From AlphaStar, we’ve learned that one of two things is true: Either AI can [...] solve basic game theory problems

I'm confused about the mention of game theory. Did AlphaStar play in games that included more than two teams?

[-][anonymous]5y30

No, but Starcraft is an imperfect information game like Poker, and involves computing mixed strategies

This is super tangential, but I think you're making a technical error here. It's true that poker is imperfect information and it's true that this makes it require more computational resources, which matches the main text, but not this comment. But does imperfect information suggest mixed strategies? Does optimal play in poker require mixed strategies? I see this slogan repeated a lot and I'm curious where you learned it. Was it in a technical context? Did you encounter technical justification for it?
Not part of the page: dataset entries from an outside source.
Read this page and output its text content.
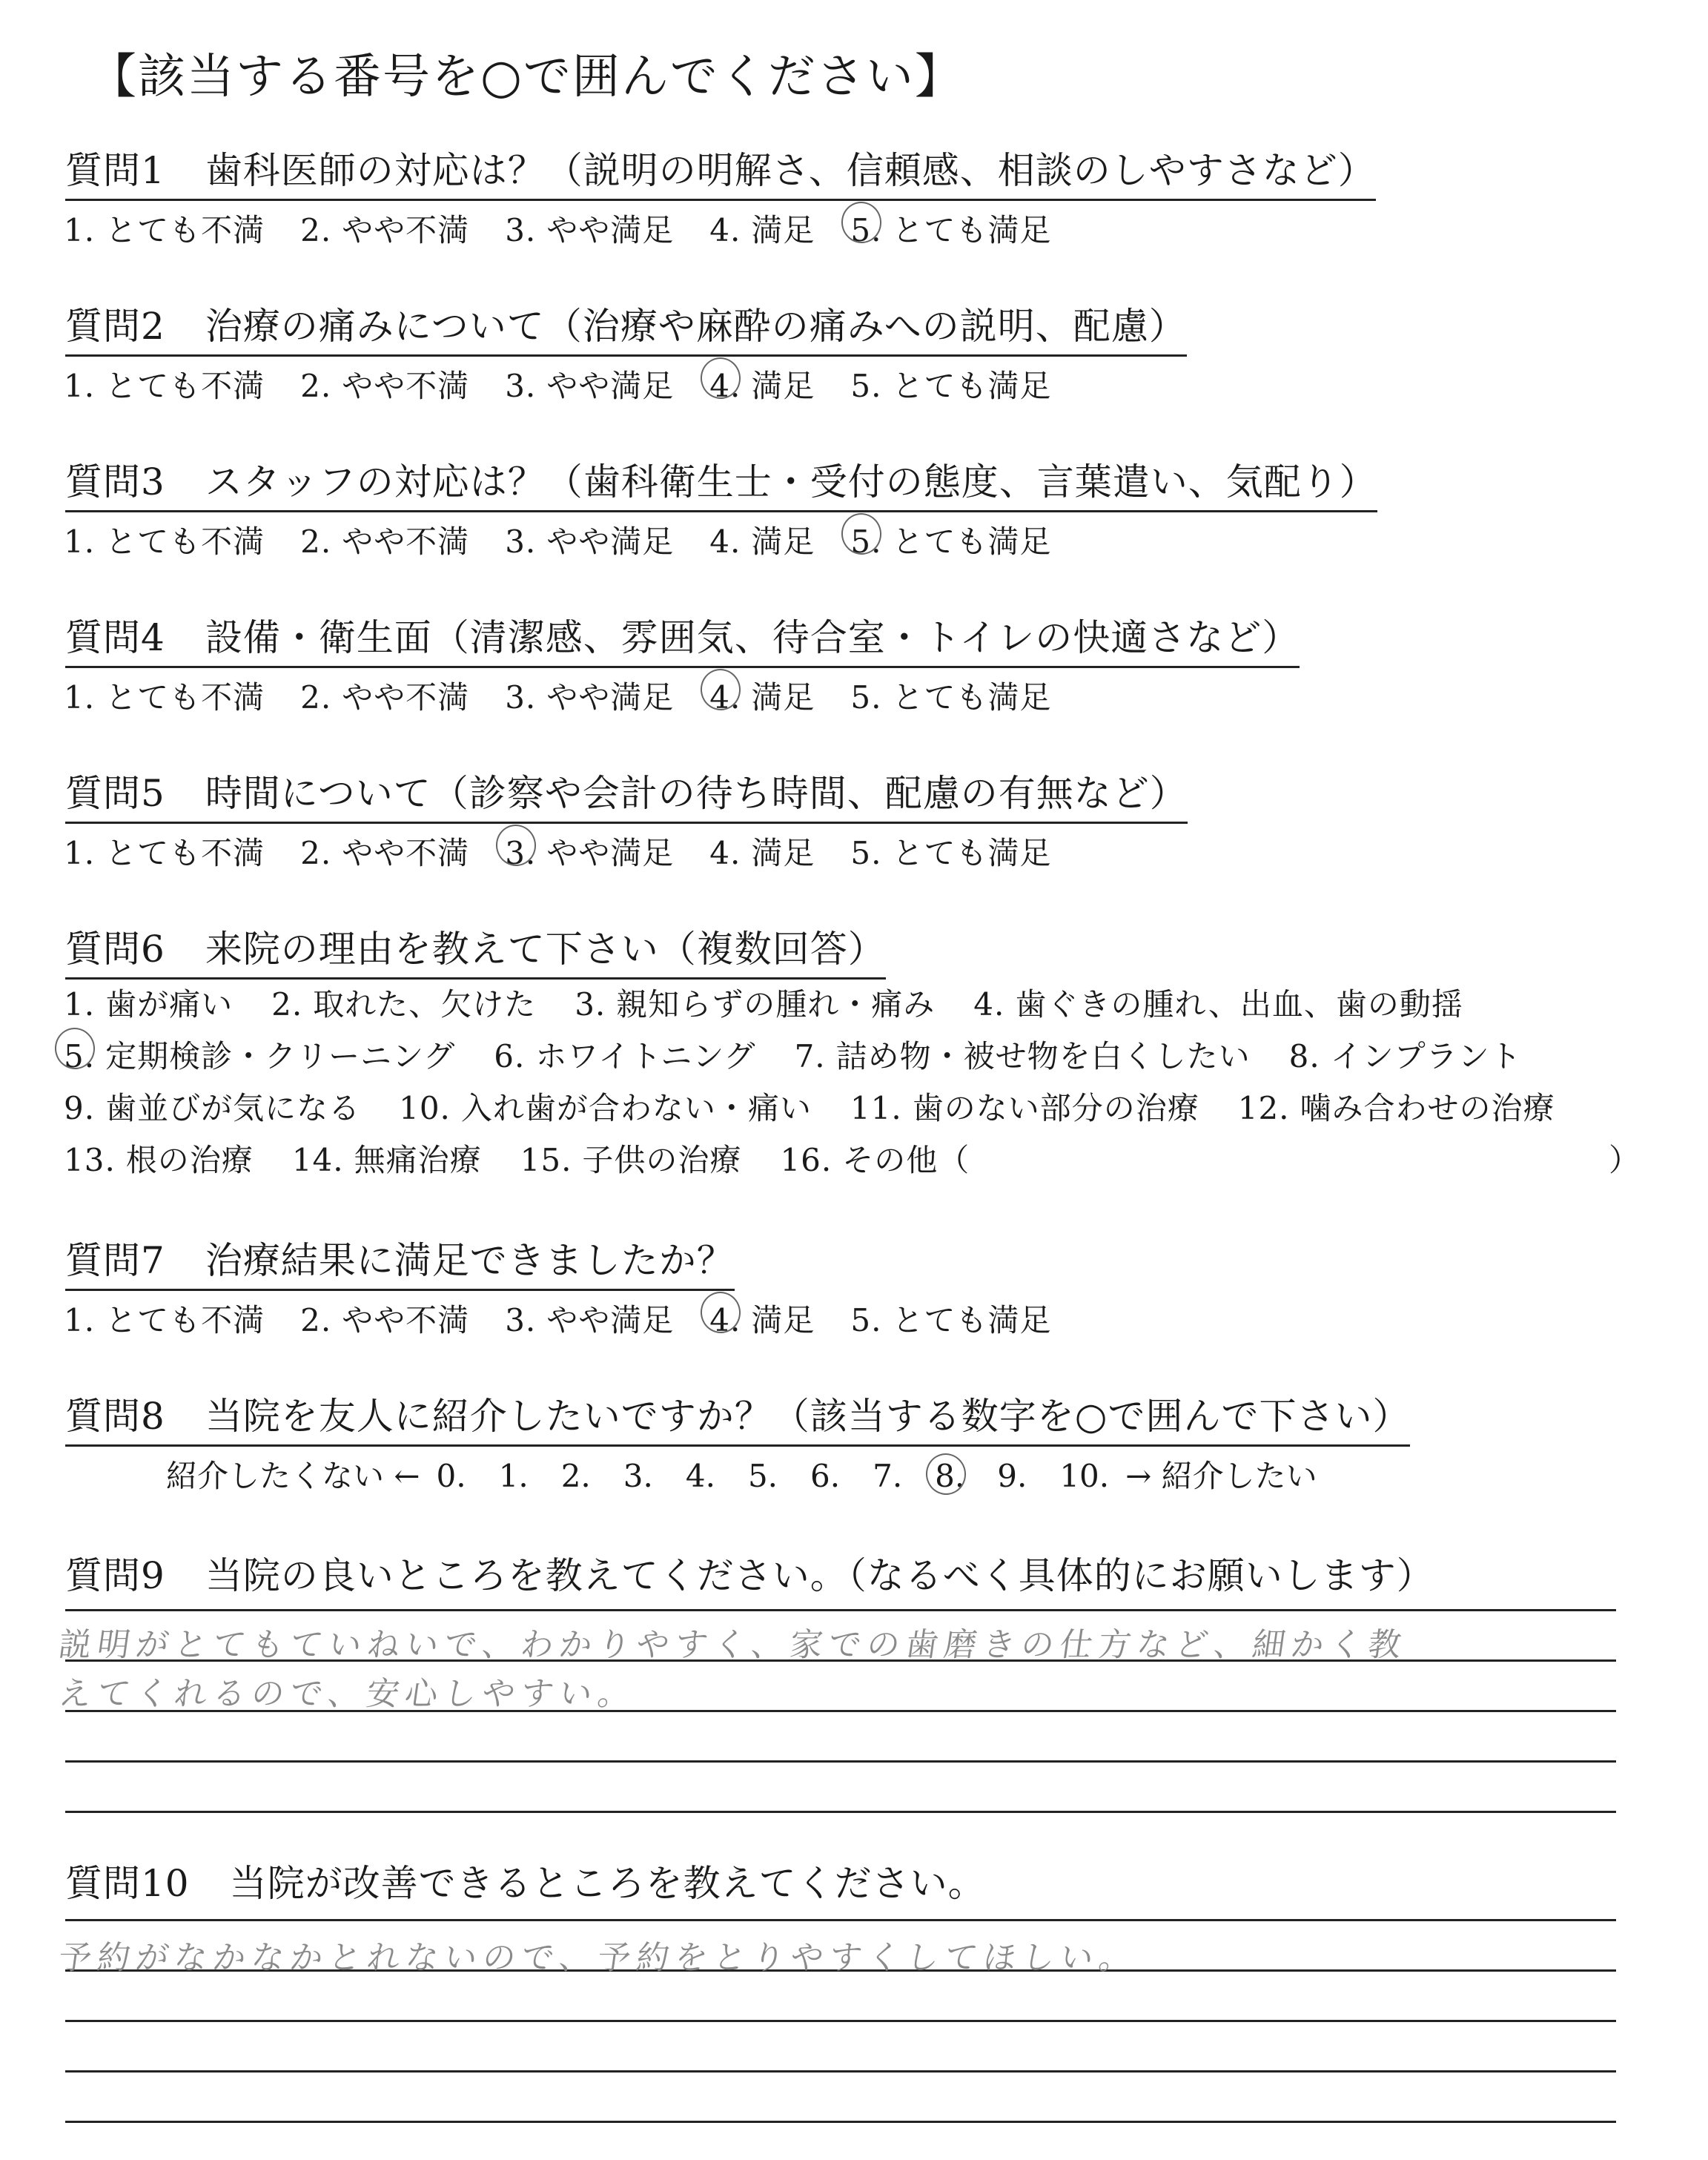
【該当する番号を○で囲んでください】
質問1 歯科医師の対応は？（説明の明解さ、信頼感、相談のしやすさなど）
1. とても不満 2. やや不満 3. やや満足 4. 満足 5. とても満足
質問2 治療の痛みについて（治療や麻酔の痛みへの説明、配慮）
1. とても不満 2. やや不満 3. やや満足 4. 満足 5. とても満足
質問3 スタッフの対応は？（歯科衛生士・受付の態度、言葉遣い、気配り）
1. とても不満 2. やや不満 3. やや満足 4. 満足 5. とても満足
質問4 設備・衛生面（清潔感、雰囲気、待合室・トイレの快適さなど）
1. とても不満 2. やや不満 3. やや満足 4. 満足 5. とても満足
質問5 時間について（診察や会計の待ち時間、配慮の有無など）
1. とても不満 2. やや不満 3. やや満足 4. 満足 5. とても満足
質問6 来院の理由を教えて下さい（複数回答）
1. 歯が痛い 2. 取れた、欠けた 3. 親知らずの腫れ・痛み 4. 歯ぐきの腫れ、出血、歯の動揺
5. 定期検診・クリーニング 6. ホワイトニング 7. 詰め物・被せ物を白くしたい 8. インプラント
9. 歯並びが気になる 10. 入れ歯が合わない・痛い 11. 歯のない部分の治療 12. 噛み合わせの治療
13. 根の治療 14. 無痛治療 15. 子供の治療 16. その他（	）
質問7 治療結果に満足できましたか？
1. とても不満 2. やや不満 3. やや満足 4. 満足 5. とても満足
質問8 当院を友人に紹介したいですか？（該当する数字を○で囲んで下さい）
紹介したくない ← 0. 1. 2. 3. 4. 5. 6. 7. 8. 9. 10. → 紹介したい
質問9 当院の良いところを教えてください。（なるべく具体的にお願いします）
説明がとてもていねいで、わかりやすく、家での歯磨きの仕方など、細かく教
えてくれるので、安心しやすい。
質問10 当院が改善できるところを教えてください。
予約がなかなかとれないので、予約をとりやすくしてほしい。
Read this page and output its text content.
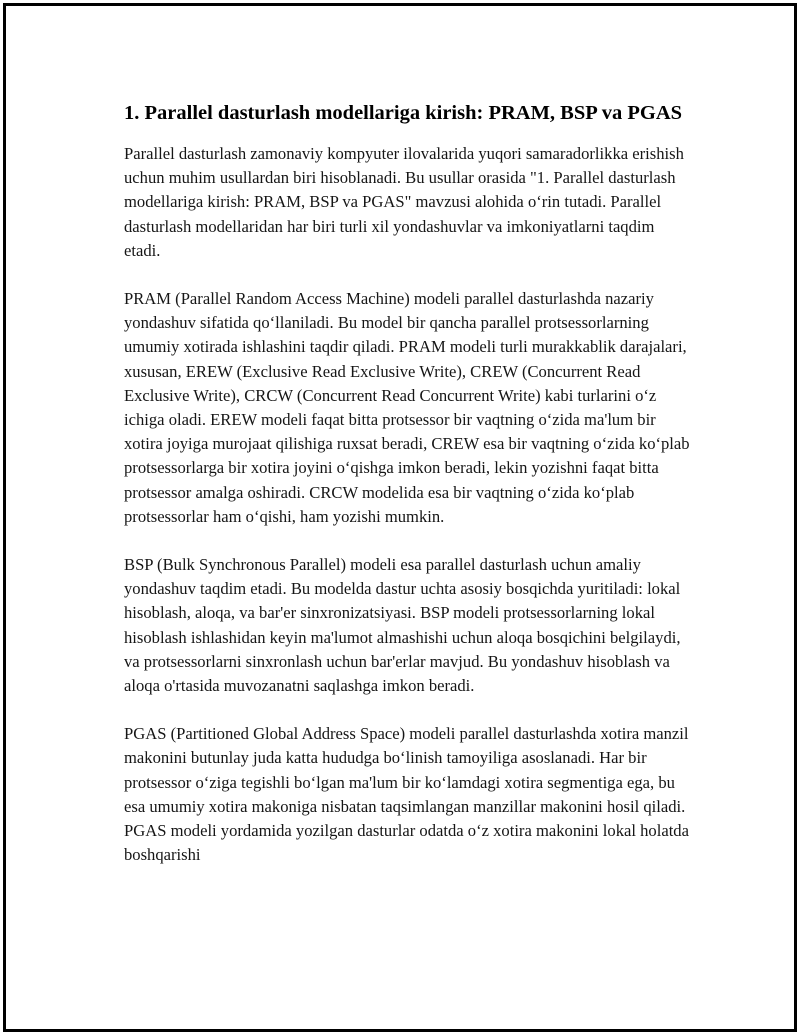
1. Parallel dasturlash modellariga kirish: PRAM, BSP va PGAS

Parallel dasturlash zamonaviy kompyuter ilovalarida yuqori samaradorlikka erishish uchun muhim usullardan biri hisoblanadi. Bu usullar orasida "1. Parallel dasturlash modellariga kirish: PRAM, BSP va PGAS" mavzusi alohida oʻrin tutadi. Parallel dasturlash modellaridan har biri turli xil yondashuvlar va imkoniyatlarni taqdim etadi.

PRAM (Parallel Random Access Machine) modeli parallel dasturlashda nazariy yondashuv sifatida qoʻllaniladi. Bu model bir qancha parallel protsessorlarning umumiy xotirada ishlashini taqdir qiladi. PRAM modeli turli murakkablik darajalari, xususan, EREW (Exclusive Read Exclusive Write), CREW (Concurrent Read Exclusive Write), CRCW (Concurrent Read Concurrent Write) kabi turlarini oʻz ichiga oladi. EREW modeli faqat bitta protsessor bir vaqtning oʻzida ma'lum bir xotira joyiga murojaat qilishiga ruxsat beradi, CREW esa bir vaqtning oʻzida koʻplab protsessorlarga bir xotira joyini oʻqishga imkon beradi, lekin yozishni faqat bitta protsessor amalga oshiradi. CRCW modelida esa bir vaqtning oʻzida koʻplab protsessorlar ham oʻqishi, ham yozishi mumkin.

BSP (Bulk Synchronous Parallel) modeli esa parallel dasturlash uchun amaliy yondashuv taqdim etadi. Bu modelda dastur uchta asosiy bosqichda yuritiladi: lokal hisoblash, aloqa, va bar'er sinxronizatsiyasi. BSP modeli protsessorlarning lokal hisoblash ishlashidan keyin ma'lumot almashishi uchun aloqa bosqichini belgilaydi, va protsessorlarni sinxronlash uchun bar'erlar mavjud. Bu yondashuv hisoblash va aloqa o'rtasida muvozanatni saqlashga imkon beradi.

PGAS (Partitioned Global Address Space) modeli parallel dasturlashda xotira manzil makonini butunlay juda katta hududga boʻlinish tamoyiliga asoslanadi. Har bir protsessor oʻziga tegishli boʻlgan ma'lum bir koʻlamdagi xotira segmentiga ega, bu esa umumiy xotira makoniga nisbatan taqsimlangan manzillar makonini hosil qiladi. PGAS modeli yordamida yozilgan dasturlar odatda oʻz xotira makonini lokal holatda boshqarishi
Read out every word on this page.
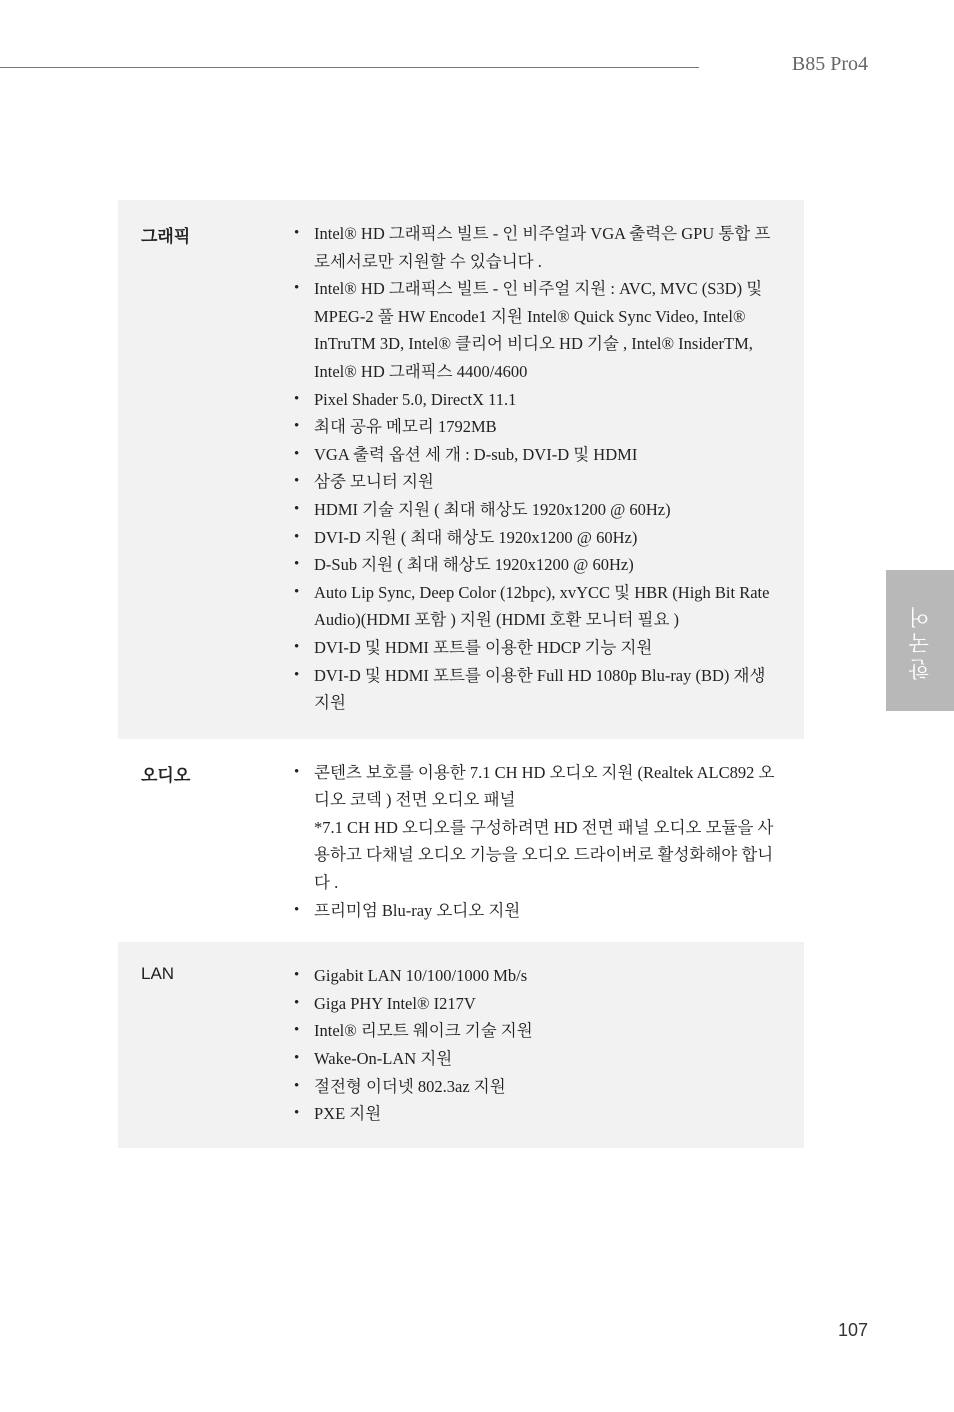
B85 Pro4
한국어
그래픽	• Intel® HD 그래픽스 빌트 - 인 비주얼과 VGA 출력은 GPU 통합 프로세서로만 지원할 수 있습니다 .
• Intel® HD 그래픽스 빌트 - 인 비주얼 지원 : AVC, MVC (S3D) 및 MPEG-2 풀 HW Encode1 지원 Intel® Quick Sync Video, Intel® InTruTM 3D, Intel® 클리어 비디오 HD 기술 , Intel® InsiderTM, Intel® HD 그래픽스 4400/4600
• Pixel Shader 5.0, DirectX 11.1
• 최대 공유 메모리 1792MB
• VGA 출력 옵션 세 개 : D-sub, DVI-D 및 HDMI
• 삼중 모니터 지원
• HDMI 기술 지원 ( 최대 해상도 1920x1200 @ 60Hz)
• DVI-D 지원 ( 최대 해상도 1920x1200 @ 60Hz)
• D-Sub 지원 ( 최대 해상도 1920x1200 @ 60Hz)
• Auto Lip Sync, Deep Color (12bpc), xvYCC 및 HBR (High Bit Rate Audio)(HDMI 포함 ) 지원 (HDMI 호환 모니터 필요 )
• DVI-D 및 HDMI 포트를 이용한 HDCP 기능 지원
• DVI-D 및 HDMI 포트를 이용한 Full HD 1080p Blu-ray (BD) 재생 지원
오디오	• 콘텐츠 보호를 이용한 7.1 CH HD 오디오 지원 (Realtek ALC892 오디오 코덱 ) 전면 오디오 패널
*7.1 CH HD 오디오를 구성하려면 HD 전면 패널 오디오 모듈을 사용하고 다채널 오디오 기능을 오디오 드라이버로 활성화해야 합니다 .
• 프리미엄 Blu-ray 오디오 지원
LAN	• Gigabit LAN 10/100/1000 Mb/s
• Giga PHY Intel® I217V
• Intel® 리모트 웨이크 기술 지원
• Wake-On-LAN 지원
• 절전형 이더넷 802.3az 지원
• PXE 지원
107
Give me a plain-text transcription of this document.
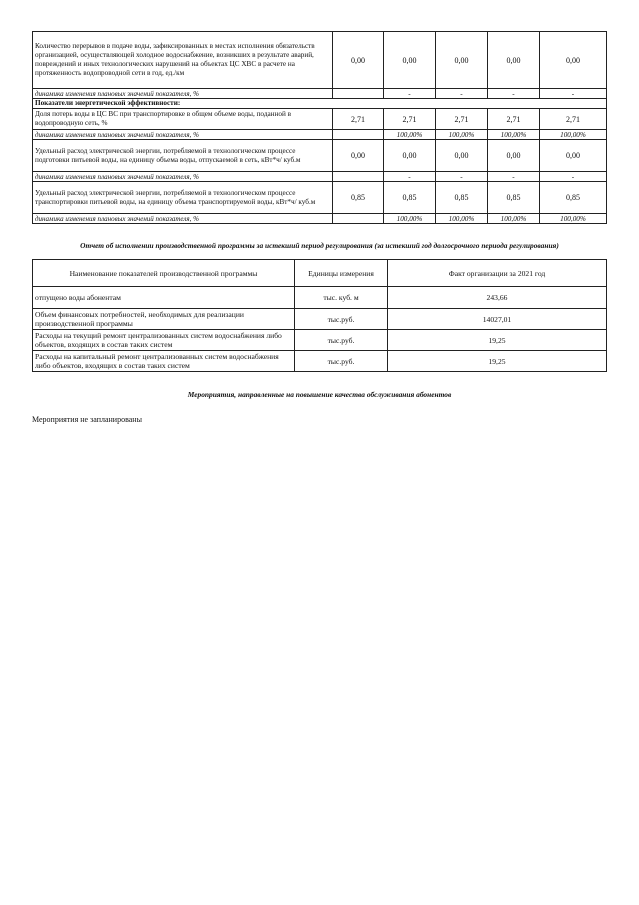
Количество перерывов в подаче воды, зафиксированных в местах исполнения обязательств организацией, осуществляющей холодное водоснабжение, возникших в результате аварий, повреждений и иных технологических нарушений на объектах ЦС ХВС в расчете на протяженность водопроводной сети в год, ед./км	0,00	0,00	0,00	0,00	0,00
динамика изменения плановых значений показателя, %		-	-	-	-
Показатели энергетической эффективности:					
Доля потерь воды в ЦС ВС при транспортировке в общем объеме воды, поданной в водопроводную сеть, %	2,71	2,71	2,71	2,71	2,71
динамика изменения плановых значений показателя, %		100,00%	100,00%	100,00%	100,00%
Удельный расход электрической энергии, потребляемой в технологическом процессе подготовки питьевой воды, на единицу объема воды, отпускаемой в сеть, кВт*ч/ куб.м	0,00	0,00	0,00	0,00	0,00
динамика изменения плановых значений показателя, %		-	-	-	-
Удельный расход электрической энергии, потребляемой в технологическом процессе транспортировки питьевой воды, на единицу объема транспортируемой воды, кВт*ч/ куб.м	0,85	0,85	0,85	0,85	0,85
динамика изменения плановых значений показателя, %		100,00%	100,00%	100,00%	100,00%
Отчет об исполнении производственной программы за истекший период регулирования (за истекший год долгосрочного периода регулирования)
Наименование показателей производственной программы	Единицы измерения	Факт организации за 2021 год
отпущено воды абонентам	тыс. куб. м	243,66
Объем финансовых потребностей, необходимых для реализации производственной программы	тыс.руб.	14027,01
Расходы на текущий ремонт централизованных систем водоснабжения либо объектов, входящих в состав таких систем	тыс.руб.	19,25
Расходы на капитальный ремонт централизованных систем водоснабжения либо объектов, входящих в состав таких систем	тыс.руб.	19,25
Мероприятия, направленные на повышение качества обслуживания абонентов
Мероприятия не запланированы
Games where players move simultaneously, like rock-paper-scissors require mixed strategies, and that applies to SC. But I'm not sure that requires extra computational resources. Whether they count as "imperfect information" is subject of conflicting conventions. Whereas play alternates in poker. I suspect that this meme propagates because of a specific error. Imperfect information demands bluffing and people widely believe that bluffing is a mixed strategy. But it isn't. The simplest version of poker to induce bluffing is von Neumann poker, which has a unique (pure) Nash equilibrium in which one bets on a good hand or a bad hand and checks on a medium hand. I suspect that for poker based on a discrete deck that the optimal strategy is mixed, but close to being deterministic and mixed only because of discretization error.

[-][anonymous]4y10

That makes sense. Perhaps the opposite is true - that if all Nash equilibrium strategies are mixed, the game must have been imperfect information? In any simultaneous game the opponent's strategy would be the hidden information.

Ah, makes sense, thanks.

[-][anonymous]5y20

I estimate the current AI to be ~100 times less efficient with simulation time than humans are, and that humans are another ~100 times less efficient than an ideal AI (practically speaking, not the Solomonoff-induction-kind). Humans Who Are Not Concentrating Are Not General Intelligences, and from observation I think it's clear that human players spend a tiny fraction of their time thinking about strategies and testing them compared to practicing pure mechanical skills.

I found a youtube channel that has been providing commentary on suspected games of AlphaStar on the ladder. They're presented from a layman's perspective, but they might be valuable for people to get an idea of what the current AI is capable of.